It can take some serious strength of character to handle a difficult person with compassion, but what can sometimes happen if it’s done well is the total subversion of a tentatively terrible situation. Recognition of The Ego in oneself and then the ability to quieten it must first occur, so that you don’t feel the rush to get back at the person giving you grief. Then, you can depart with satisfaction that you didn’t also lose your shit.
The other day, I attempted to reason with and assist a man (who was being VERY difficult) to help him realise, politely, that he was in the wrong. He had been stationary whilst I began a three point reverse park into a ‘parents with prams’ car space. This elderly man went just a little short of psycho with the assumption that I was a thief, robbing him of his car spot on this Tuesday morning.
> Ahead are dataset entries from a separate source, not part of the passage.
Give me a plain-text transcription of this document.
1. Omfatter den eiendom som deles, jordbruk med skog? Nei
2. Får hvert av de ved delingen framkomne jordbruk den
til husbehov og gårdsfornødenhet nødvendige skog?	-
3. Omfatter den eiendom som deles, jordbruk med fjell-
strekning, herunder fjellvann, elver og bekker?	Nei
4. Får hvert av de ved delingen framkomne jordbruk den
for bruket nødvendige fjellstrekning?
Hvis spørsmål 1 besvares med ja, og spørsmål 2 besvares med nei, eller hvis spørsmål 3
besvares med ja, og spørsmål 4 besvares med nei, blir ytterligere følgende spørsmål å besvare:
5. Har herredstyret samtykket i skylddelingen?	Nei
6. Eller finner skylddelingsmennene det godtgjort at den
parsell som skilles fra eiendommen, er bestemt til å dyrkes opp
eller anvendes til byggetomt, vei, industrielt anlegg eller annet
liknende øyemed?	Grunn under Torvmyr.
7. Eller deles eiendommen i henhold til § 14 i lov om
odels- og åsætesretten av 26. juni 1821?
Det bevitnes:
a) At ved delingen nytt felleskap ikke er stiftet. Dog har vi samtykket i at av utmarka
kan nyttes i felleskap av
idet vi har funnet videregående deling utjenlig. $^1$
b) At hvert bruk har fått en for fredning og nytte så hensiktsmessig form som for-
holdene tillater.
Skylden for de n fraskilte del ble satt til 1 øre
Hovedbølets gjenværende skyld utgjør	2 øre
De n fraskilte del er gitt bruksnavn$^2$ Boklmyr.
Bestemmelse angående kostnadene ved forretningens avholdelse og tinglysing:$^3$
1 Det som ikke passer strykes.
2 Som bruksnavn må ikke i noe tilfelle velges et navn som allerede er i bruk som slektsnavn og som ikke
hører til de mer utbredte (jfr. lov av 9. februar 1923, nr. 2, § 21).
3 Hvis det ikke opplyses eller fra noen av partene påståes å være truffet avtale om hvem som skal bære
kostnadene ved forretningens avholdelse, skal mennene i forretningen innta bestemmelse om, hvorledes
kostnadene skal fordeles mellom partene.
I ceased moving, blocked three or four cars from passing and buzzed my window down.
Irately, he claimed that the car spot, clearly indicated among a row of signs with a human figure and a stroller, was his. I calmly replied that no, sir, have a look. I gestured to the signs and informed him that these spots were for parents with children in tow. “I”M AN INVALID!!!” he screamed at me, syllabic emphasis made obvious with his British accent, spittle surely raining down his window panel and steering wheel. I signalled to the five or six empty disabled spots further along. Apparently, these weren’t suitable.
Composure retained, I replied again. I told him that he could have the spot despite not being entitled to it and I followed that cordially with the words, “just because you’re an ‘invalid’ doesn’t mean you have to be an arsehole!” I pressed the button to close my window and drove serenely away, releasing the flow of traffic which had been impeded by this comical car park episode.
In front of my four year old, I was content with my dealings of this difficult, self righteous specimen. I allowed him his victory but hopefully stung his stinking attitude with a taste of virtuous honesty. Despite having a strong sense of compassion and empathy, I won’t be walked over for no good reason, nor will I teach my son to bow down to acrimony. When you’re right, you’re right and when you’re wrong, you’re wrong. Knowing both sides is fundamental to developing into a “good” person and living a happy life.
I hope that gentlemen’s cup of tea burnt his wretched tongue.